Czy można stworzyć historię walki o dziecko unikając przesady? Reżyser Dariusz Gajewski udowadnia, że tak. Zaprezentowane podczas 40. Festiwalu Filmowego w Gdyni Obce niebo poruszyło publiczność.
Barbara, Marek i ich dziewięcioletnia córka Ula (debiutująca Barbara Kubiak) to jedna z wielu polskich rodzin mieszkających w Szwecji. Spowodowane brakiem perspektyw narastające frustracje doprowadzają do coraz częstszych konfliktów między dorosłymi. Pozbawiona poczucia bezpieczeństwa dziewczynka zaczyna zamykać się w sobie. Zmianę jej zachowania zauważa nauczycielka, która powiadamia miejscową opiekę społeczną. W wyniku kłamstwa i nadinterpretacji pewnych wydarzeń Ula trafia do rodziny zastępczej. Młode małżeństwo podejmuje nierówną walkę z systemem.
Historia nakreślona przez Gajewskiego jest prosta. Reżyser bazuje przede wszystkim na stereotypach i kontrastach. I to jest właśnie siłą obrazu. Zabieg ten pozwolił skupić całą uwagę widza na głównym problemie. Przeprowadzka do bogatszego kraju miała być przepustką do nowego, lepszego życia. Stała się jednak początkiem końca rodzinnego szczęścia. Paradoksalnie, wszyscy bohaterowie mają jak najlepsze intencje. Jednak jak wiadomo, to nie niebo, a piekło jest wybrukowane dobrymi chęciami.
– Wzruszająca opowieść dla ludzi o ludziach. Niewymuszony scenariusz, brak maniery w aktorach. Wszystko ukazane w pięknych i surowych zarazem skandynawskich krajobrazach. Właśnie takie filmy powinny znajdować się w repertuarach polskich kin, tuż po projekcji mówiła zasiadająca na widowni Aniela Kiełpińska.
Postać Marka grana przez Bartłomieja Topę to kolejna dobra rola w dorobku aktora, który udowadnia, że potrafi być elastyczny. Równie dobrze spisuje się partnerująca mu Agnieszka Grochowska. Matka Urszuli to postać bardzo wyrazista, pełna rozgoryczenia, obcości, wewnętrznego buntu. Na uwagę zasługuje także grająca bezwzględnie przestrzegającą prawo urzędniczkę, szwedzka artystka Ewa Fröling. Przy użyciu skromnych środków wyrazu – głosu i mimiki – potrafi wywołać w widzu skrajne emocje.
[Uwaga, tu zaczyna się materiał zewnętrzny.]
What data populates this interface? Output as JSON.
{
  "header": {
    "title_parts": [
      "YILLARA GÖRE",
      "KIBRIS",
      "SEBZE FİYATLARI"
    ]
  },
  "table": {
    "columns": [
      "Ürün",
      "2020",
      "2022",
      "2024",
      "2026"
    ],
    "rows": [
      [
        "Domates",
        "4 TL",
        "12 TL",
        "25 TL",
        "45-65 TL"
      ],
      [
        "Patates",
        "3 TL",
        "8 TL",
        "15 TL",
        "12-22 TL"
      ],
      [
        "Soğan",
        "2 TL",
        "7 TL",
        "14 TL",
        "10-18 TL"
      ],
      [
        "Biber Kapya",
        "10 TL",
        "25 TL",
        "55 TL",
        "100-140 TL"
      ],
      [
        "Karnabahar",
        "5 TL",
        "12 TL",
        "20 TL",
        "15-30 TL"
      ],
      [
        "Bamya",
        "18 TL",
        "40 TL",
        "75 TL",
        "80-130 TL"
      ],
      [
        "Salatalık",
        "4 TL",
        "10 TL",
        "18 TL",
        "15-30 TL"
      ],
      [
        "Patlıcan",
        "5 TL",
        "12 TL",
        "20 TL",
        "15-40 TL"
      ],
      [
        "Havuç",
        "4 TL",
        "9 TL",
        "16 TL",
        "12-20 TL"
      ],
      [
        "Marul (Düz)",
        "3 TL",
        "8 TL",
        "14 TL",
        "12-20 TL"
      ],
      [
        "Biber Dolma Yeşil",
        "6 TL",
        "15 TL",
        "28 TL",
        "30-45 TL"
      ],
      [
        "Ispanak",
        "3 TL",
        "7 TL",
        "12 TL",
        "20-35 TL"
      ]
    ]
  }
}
– Gra aktorska zarówno strony polskiej, jak i szwedzkiej jest na wysokim poziomie. Na widza oddziałuje dosłownie wszystko – od mimiki i drobnych gestów po krzyk, który ukazuje bezsilność głównej bohaterki. Brawa dla pani Agnieszki Grochowskiej, komentował widz Marcin Sikorski.
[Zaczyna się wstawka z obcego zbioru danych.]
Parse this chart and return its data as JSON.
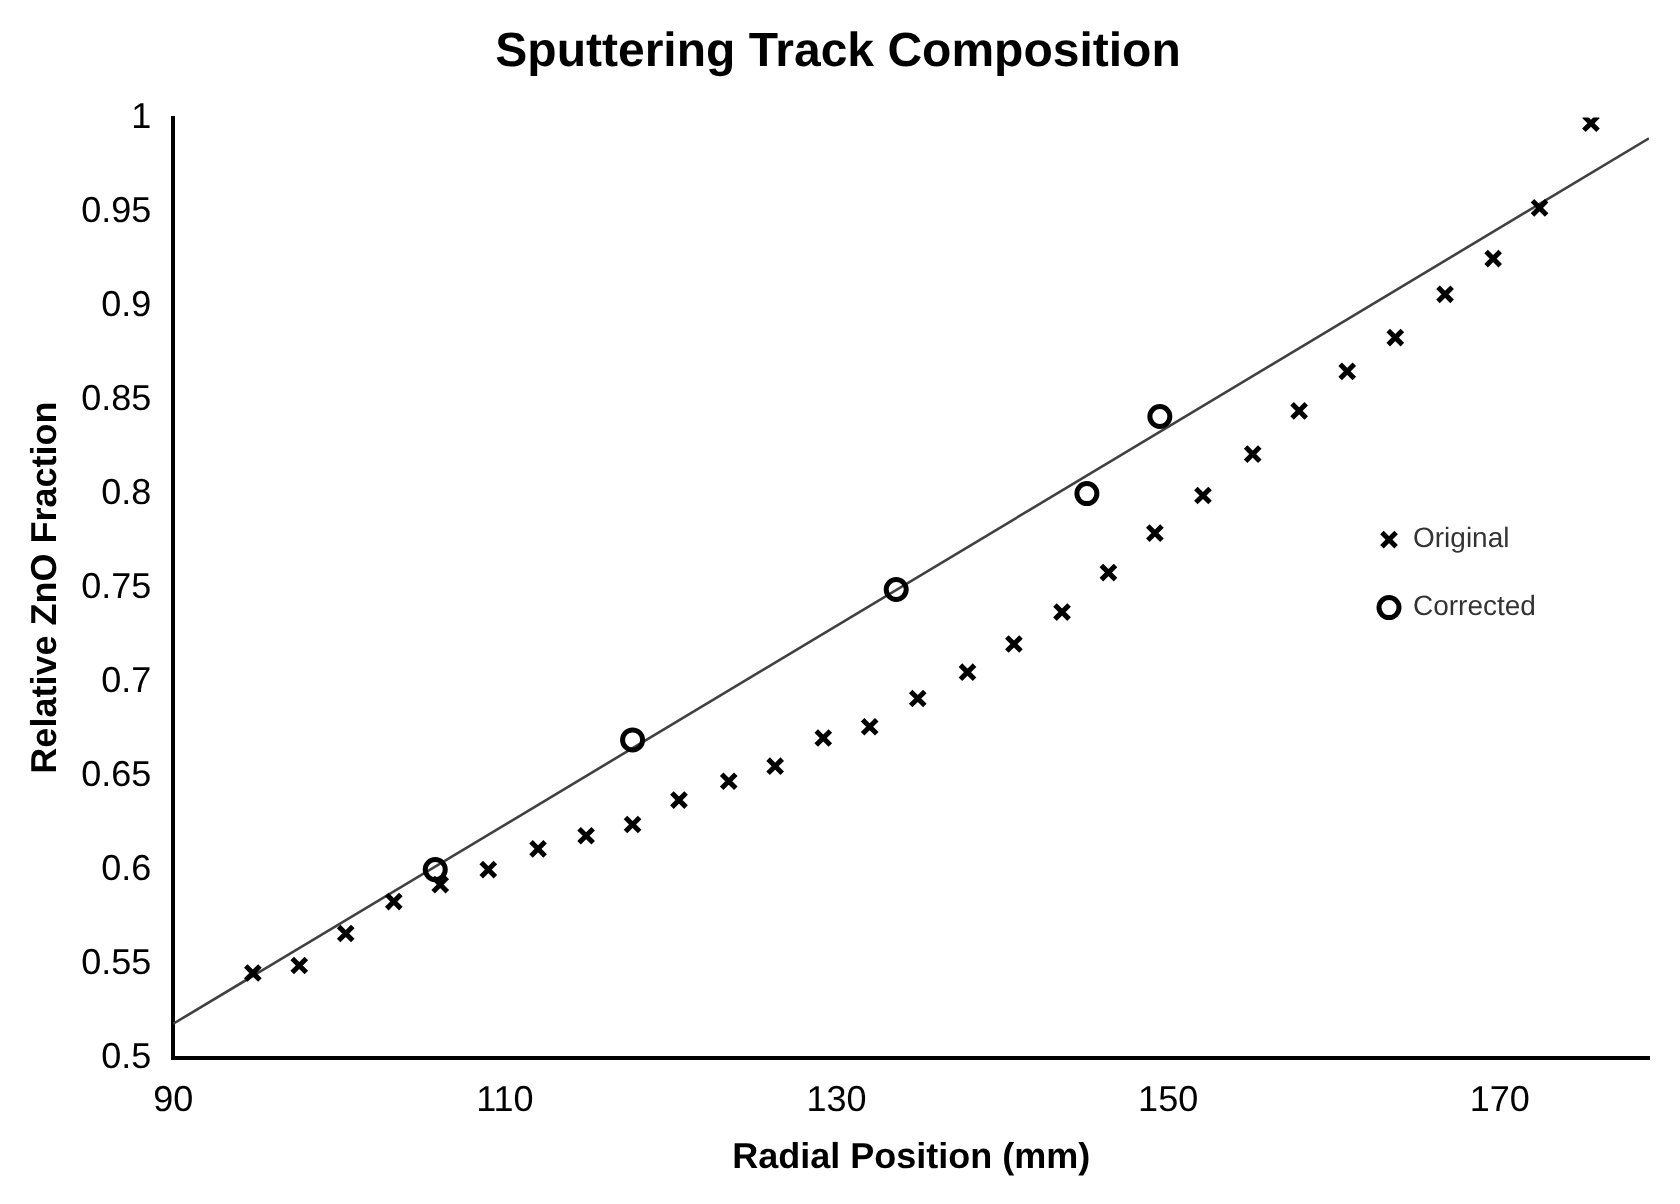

W Obcym niebie na pierwszy plan wysuwają się emocje. I choć przeważają te negatywne, to jest wśród nich także miejsce na miłość. Nie jest to jednak namiętność łącząca dwoje dorosłych ludzi, ale dojrzałe, opiekuńcze uczucie do dziecka. To nie tylko opowieść o walce z bezdusznym systemem i kulturowym niedostosowaniu. To historia o konfrontacji z brutalną rzeczywistością, bezsilności i ludziach, którzy zagubili się w swoim dążeniu do szczęścia.